UPDATE: Prime Minister Jacinda Ardern has announced the Government's response to the Tax Working Group report, including the decision to not introduce a Capital Gains Tax (CGT).

The Tax Working Group report found that on the whole New Zealand's tax system was working well, but made a number of recommendations to improve fairness, balance and structure.

The Government is not adopting any of the recommendations on capital gains taxation and has agreed no further work is necessary on that aspect of the report.

The final report covered all aspects of the tax system, and a number of the recommendations will now be considered for inclusion in the Government's Tax Policy Work Programme.

Top Questions

The independent report finds that overall our tax system is clear and simple but there is room for improvement. The TWG said there is some unfairness that could be addressed. We will work through ways to do this to make the system fairer and more balanced.

The Government is not bound to accept the recommendations the TWG put forward. There are options to accept some, and/or to phase or sequence aspects of the packages proposed by the Group. It is highly unlikely all recommendations will need to be implemented.

There is no need for a major overhaul of the system. Our response will preserve the key principles of our existing broad-based low-rate tax system. However, we do want our tax system to be fair for everyone. We will seek technical advice on addressing the unfair and unbalanced elements identified by the TWG and make further announcements in April on any measures to enhance the fairness and integrity of the tax system. Our aim is to ensure the system is fair for families and businesses and that it offers balance across the wider economy.

If the Government does decide to make changes, no changes arising from the report will be implemented this term. This is as per the commitment we made when we established the TWG. No policy measures would come into force until 1 April 2021 – giving New Zealanders the chance to vote on any decisions made by the Government.

The family home, increases to income tax and GST, and an inheritance tax have already been ruled out by the Government.

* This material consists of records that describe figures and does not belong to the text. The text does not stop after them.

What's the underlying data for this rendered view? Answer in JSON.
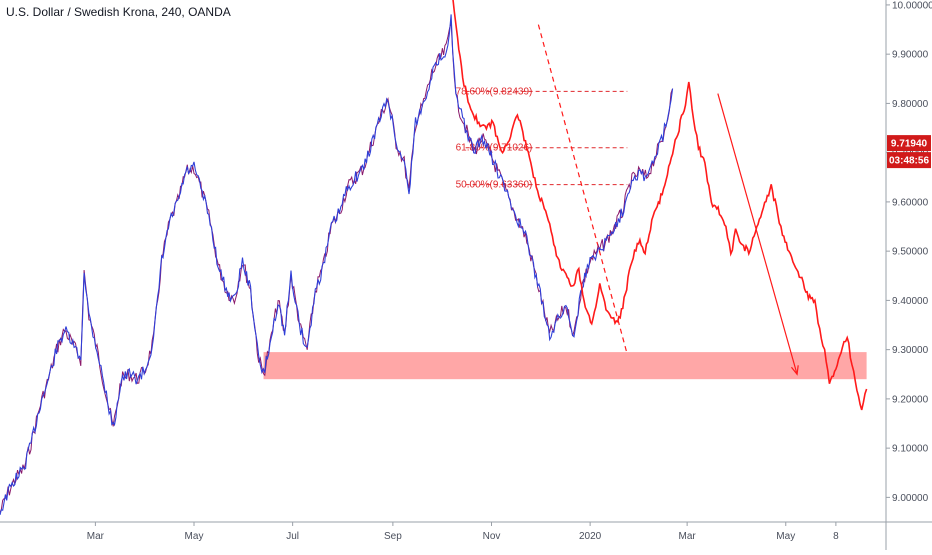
{
  "header": {
    "title": "U.S. Dollar / Swedish Krona, 240, OANDA"
  },
  "colors": {
    "price_up": "#2f3fd8",
    "price_down": "#8b1a6b",
    "projection": "#ff1a1a",
    "support_zone": "#ff8a8a",
    "fib_line": "#e0282c",
    "tag_bg": "#d11a1a",
    "axis_line": "#9aa0a8"
  },
  "chart_data": {
    "type": "line",
    "title": "U.S. Dollar / Swedish Krona, 240, OANDA",
    "x_axis": {
      "labels": [
        "Mar",
        "May",
        "Jul",
        "Sep",
        "Nov",
        "2020",
        "Mar",
        "May",
        "8"
      ],
      "label_days": [
        59,
        120,
        181,
        243,
        304,
        365,
        425,
        486,
        517
      ],
      "xlim_days": [
        0,
        548
      ]
    },
    "y_axis": {
      "ticks": [
        "10.00000",
        "9.90000",
        "9.80000",
        "9.70000",
        "9.60000",
        "9.50000",
        "9.40000",
        "9.30000",
        "9.20000",
        "9.10000",
        "9.00000"
      ],
      "tick_values": [
        10.0,
        9.9,
        9.8,
        9.7,
        9.6,
        9.5,
        9.4,
        9.3,
        9.2,
        9.1,
        9.0
      ],
      "ylim": [
        8.95,
        10.01
      ]
    },
    "series": [
      {
        "kind": "price",
        "points_day_value": [
          [
            0,
            8.97
          ],
          [
            5,
            9.01
          ],
          [
            10,
            9.04
          ],
          [
            15,
            9.06
          ],
          [
            20,
            9.12
          ],
          [
            25,
            9.19
          ],
          [
            30,
            9.24
          ],
          [
            35,
            9.3
          ],
          [
            40,
            9.34
          ],
          [
            45,
            9.31
          ],
          [
            50,
            9.28
          ],
          [
            52,
            9.46
          ],
          [
            55,
            9.37
          ],
          [
            60,
            9.3
          ],
          [
            65,
            9.22
          ],
          [
            70,
            9.14
          ],
          [
            75,
            9.24
          ],
          [
            80,
            9.25
          ],
          [
            85,
            9.24
          ],
          [
            90,
            9.26
          ],
          [
            95,
            9.32
          ],
          [
            100,
            9.48
          ],
          [
            105,
            9.56
          ],
          [
            110,
            9.6
          ],
          [
            115,
            9.66
          ],
          [
            120,
            9.67
          ],
          [
            125,
            9.62
          ],
          [
            130,
            9.56
          ],
          [
            135,
            9.47
          ],
          [
            140,
            9.42
          ],
          [
            145,
            9.4
          ],
          [
            150,
            9.48
          ],
          [
            155,
            9.42
          ],
          [
            160,
            9.28
          ],
          [
            163,
            9.25
          ],
          [
            167,
            9.31
          ],
          [
            172,
            9.4
          ],
          [
            176,
            9.33
          ],
          [
            180,
            9.45
          ],
          [
            186,
            9.34
          ],
          [
            190,
            9.3
          ],
          [
            195,
            9.42
          ],
          [
            200,
            9.47
          ],
          [
            205,
            9.55
          ],
          [
            210,
            9.58
          ],
          [
            215,
            9.63
          ],
          [
            220,
            9.65
          ],
          [
            225,
            9.67
          ],
          [
            230,
            9.72
          ],
          [
            235,
            9.77
          ],
          [
            240,
            9.81
          ],
          [
            245,
            9.72
          ],
          [
            250,
            9.68
          ],
          [
            253,
            9.62
          ],
          [
            257,
            9.76
          ],
          [
            262,
            9.8
          ],
          [
            267,
            9.86
          ],
          [
            272,
            9.89
          ],
          [
            276,
            9.91
          ],
          [
            279,
            9.97
          ],
          [
            282,
            9.81
          ],
          [
            287,
            9.76
          ],
          [
            293,
            9.7
          ],
          [
            298,
            9.73
          ],
          [
            303,
            9.7
          ],
          [
            308,
            9.66
          ],
          [
            313,
            9.62
          ],
          [
            318,
            9.58
          ],
          [
            325,
            9.53
          ],
          [
            330,
            9.47
          ],
          [
            335,
            9.4
          ],
          [
            340,
            9.33
          ],
          [
            345,
            9.36
          ],
          [
            350,
            9.39
          ],
          [
            355,
            9.33
          ],
          [
            360,
            9.43
          ],
          [
            365,
            9.48
          ],
          [
            370,
            9.5
          ],
          [
            375,
            9.52
          ],
          [
            380,
            9.55
          ],
          [
            385,
            9.58
          ],
          [
            390,
            9.64
          ],
          [
            395,
            9.66
          ],
          [
            400,
            9.65
          ],
          [
            405,
            9.69
          ],
          [
            410,
            9.73
          ],
          [
            413,
            9.78
          ],
          [
            416,
            9.83
          ]
        ]
      },
      {
        "kind": "projection",
        "points_day_value": [
          [
            280,
            10.01
          ],
          [
            283,
            9.93
          ],
          [
            287,
            9.84
          ],
          [
            292,
            9.78
          ],
          [
            297,
            9.76
          ],
          [
            300,
            9.75
          ],
          [
            305,
            9.76
          ],
          [
            310,
            9.7
          ],
          [
            315,
            9.73
          ],
          [
            320,
            9.78
          ],
          [
            325,
            9.72
          ],
          [
            330,
            9.65
          ],
          [
            335,
            9.6
          ],
          [
            340,
            9.55
          ],
          [
            345,
            9.48
          ],
          [
            350,
            9.45
          ],
          [
            354,
            9.43
          ],
          [
            358,
            9.46
          ],
          [
            362,
            9.39
          ],
          [
            366,
            9.35
          ],
          [
            371,
            9.43
          ],
          [
            374,
            9.39
          ],
          [
            378,
            9.37
          ],
          [
            382,
            9.35
          ],
          [
            386,
            9.4
          ],
          [
            390,
            9.47
          ],
          [
            395,
            9.52
          ],
          [
            399,
            9.5
          ],
          [
            404,
            9.57
          ],
          [
            408,
            9.6
          ],
          [
            412,
            9.65
          ],
          [
            416,
            9.7
          ],
          [
            420,
            9.75
          ],
          [
            424,
            9.8
          ],
          [
            426,
            9.84
          ],
          [
            429,
            9.77
          ],
          [
            432,
            9.71
          ],
          [
            436,
            9.68
          ],
          [
            440,
            9.6
          ],
          [
            445,
            9.58
          ],
          [
            449,
            9.55
          ],
          [
            452,
            9.49
          ],
          [
            455,
            9.54
          ],
          [
            459,
            9.51
          ],
          [
            464,
            9.5
          ],
          [
            468,
            9.55
          ],
          [
            473,
            9.6
          ],
          [
            477,
            9.63
          ],
          [
            481,
            9.58
          ],
          [
            484,
            9.53
          ],
          [
            488,
            9.5
          ],
          [
            492,
            9.47
          ],
          [
            496,
            9.44
          ],
          [
            500,
            9.41
          ],
          [
            504,
            9.4
          ],
          [
            507,
            9.34
          ],
          [
            510,
            9.3
          ],
          [
            513,
            9.23
          ],
          [
            517,
            9.26
          ],
          [
            521,
            9.3
          ],
          [
            524,
            9.33
          ],
          [
            527,
            9.27
          ],
          [
            530,
            9.22
          ],
          [
            533,
            9.18
          ],
          [
            536,
            9.22
          ]
        ]
      }
    ],
    "support_zone": {
      "top": 9.295,
      "bottom": 9.24,
      "from_day": 163,
      "to_day": 536
    },
    "fibonacci": [
      {
        "label": "78.60%(9.82439)",
        "value": 9.82439
      },
      {
        "label": "61.80%(9.71026)",
        "value": 9.71
      },
      {
        "label": "50.00%(9.63360)",
        "value": 9.635
      }
    ],
    "fib_from_day": 288,
    "fib_to_day": 388,
    "trend_line_dashed": {
      "from": [
        333,
        9.96
      ],
      "to": [
        388,
        9.29
      ]
    },
    "arrow": {
      "from": [
        444,
        9.82
      ],
      "to": [
        493,
        9.25
      ]
    },
    "current_price": "9.71940",
    "current_price_value": 9.7194,
    "countdown": "03:48:56"
  }
}
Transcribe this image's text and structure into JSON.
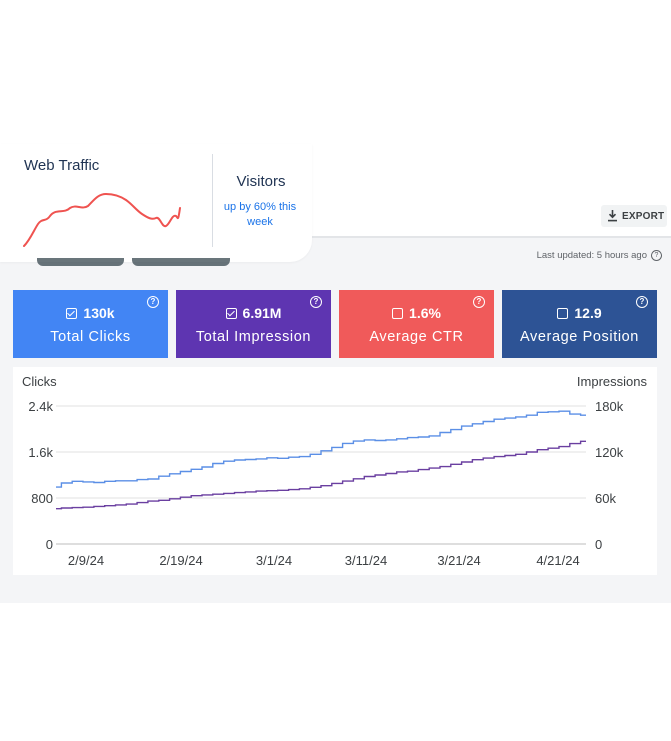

The Prime Minister has also announced that the Government is not adopting any of the recommendations on capital gains taxation and has agreed no further work is necessary on that aspect of the report.

The TWG has recommended raising the bottom income tax threshold, which means everyone would be paying a lower tax rate on more income.

Depending on how much the thresholds were changed, households – especially those on a lower tax rate – could have between $200 and $1200 more per year, depending on their circumstances and which recommendations are taken up.

The report recommends that the Government take steps to encourage retirement saving for low and middle income groups. One recommendation is to refund the employer Super tax contribution to savers on an income of up to $48,000, and partially refund it for people earning above that.

Another is to offer lower KiwiSaver tax rates on Portfolio Investment Entities (PIE). Members would also get higher member tax credits for each dollar saved (a maximum of $781.50 per year, up from $521).

The TWG also proposed that people on parental leave get maximum tax credit even if they do not make the required minimum contribution in a year.

These changes have been recommended because any potential changes to the way domestic and foreign shares would be taxed might affect KiwiSaver fund investment returns. The net result would make the majority of KiwiSavers better off.

Tax reform initiatives separate to the work of the TWG will continue in the meantime – such as making sure multinationals that provide digital services pay their fair share. We will keep looking at ways our current tax system fails to address global economic and social forces which affect economic activity.